Wien war ein Zentrum der bildenden Kunst, der Musik, der Literatur, der Architektur, der Philosophie und der Medizin. Noch heute weithin bekannte Persönlichkeiten wie der Dichter Hugo von Hofmannsthal, die Maler Gustav Klimt und Egon Schiele, der Begründer der Psychoanalyse Sigmund Freud, der Schriftsteller Stefan Zweig und viele, viele mehr lebten und wirkten in der Donaumetropole. Die Kaffeehäuser wurden zu bevorzugten Treffpunkten, nicht nur der Intellektuellen. Die großartige Ringstraße steht wie auch der Ausbau der Gas- und Wasserversorgung sowie der Tram für die groß angelegte Modernisierung der Stadt. Sie kam jedoch nicht allen Einwohnern zugute. Viele Menschen fristeten ein ärmliches Dasein in beengten Wohnverhältnissen. Wohnungen und sogar Betten wurden (unter)vermietet.

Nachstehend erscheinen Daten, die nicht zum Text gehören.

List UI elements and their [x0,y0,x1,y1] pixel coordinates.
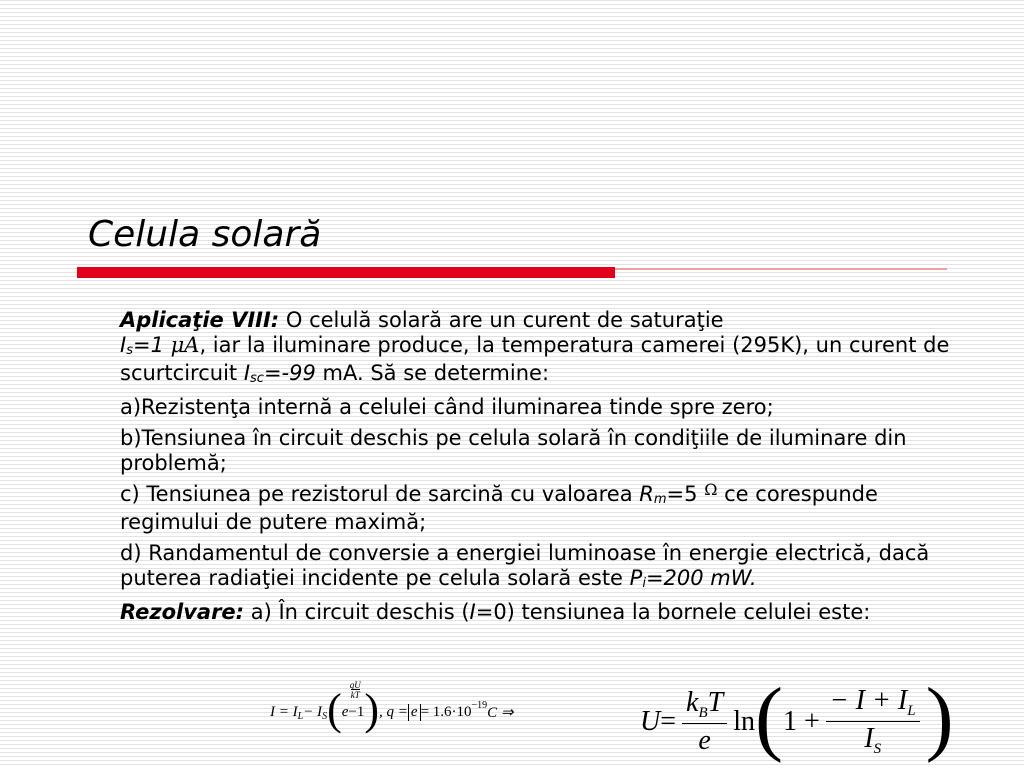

Das 20. Jahrhundert warf nicht nur hinsichtlich der kulturellen Moderne und der Stadtentwicklung, sondern auch politisch seine Schatten voraus. Karl Lueger, von 1897 bis 1910 Bürgermeister von Wien, und der Politiker Georg von Schönerer propagierten einen radikalen Antisemitismus. Beide gehörten zu den Vorbildern Adolf Hitlers. Unter der Oberfläche des riesigen Reiches gärten darüber hinaus die Separationsbestrebungen seiner vielen Völker.
Martin Czapka hat die Epoche um 1900 hervorragend in einem „lexikalischen Sammelsurium“ eingefangen, einem „Panoptikum zwischen Tradition und Erneuerung“, wie Barbara Sternthal in ihrem instruktiven Vorwort schreibt. In alphabetischer Reihenfolge präsentiert und erläutert der Autor eine enorme Fülle von prägnanten Lebensläufen, Orten, Unternehmen, Begriffen und vielem mehr. Dabei deckt er alle Lebensbereiche ab.
Besonderen Charme hat die Darstellung wegen der zahlreichen Austriazismen oder Wiener Eigenbegriffe. Der „Aufhackknecht“ (Fleischergehilfe) und die „Blunzn“ (Blutwurst) finden sich ebenso wie der „Griaßler“ (Obdachlose) und der „Miststierer“ (ein nach Essen im Abfall suchender Mensch). Gerade diese Begriffe spiegeln die Zeit besonders wider. Sie zeigen den berühmt-berüchtigten Wiener Schmäh ebenso wie die Not vieler Menschen.
Rund 800 handgezeichnete farbliche Illustrationen schmücken den Band. Sie bringen einem die bewegte Epoche sogar noch eindrücklicher näher als die Fotografien oder Zeitungsausschnitte, nach denen sie häufig gezeichnet wurden. Auch die über das ganze Buch hinweg verstreuten Zitate berühmter Wiener Persönlichkeiten helfen dabei, sich in die porträtierte Zeit einzufühlen.
Wer also leider keine Zeit hat, demnächst in die Metropole an der Donau zu fahren, oder wer umgekehrt im Moment seine nächste Wienreise plant, dem sei das Buch wärmstens ans Herz gelegt. Auf angenehme Weise bildet und unterhält es seine Leserinnen und Leser gleichermaßen.
Rezension: Prof. Dr. Philipp Austermann
Martin Czapka
Wien 1900
Ein lexikales Sammelsurium rund um das Wien der Jahrhundertwende
Amalthea Verlag, Wien 2024, 288 Seiten, € 40,–.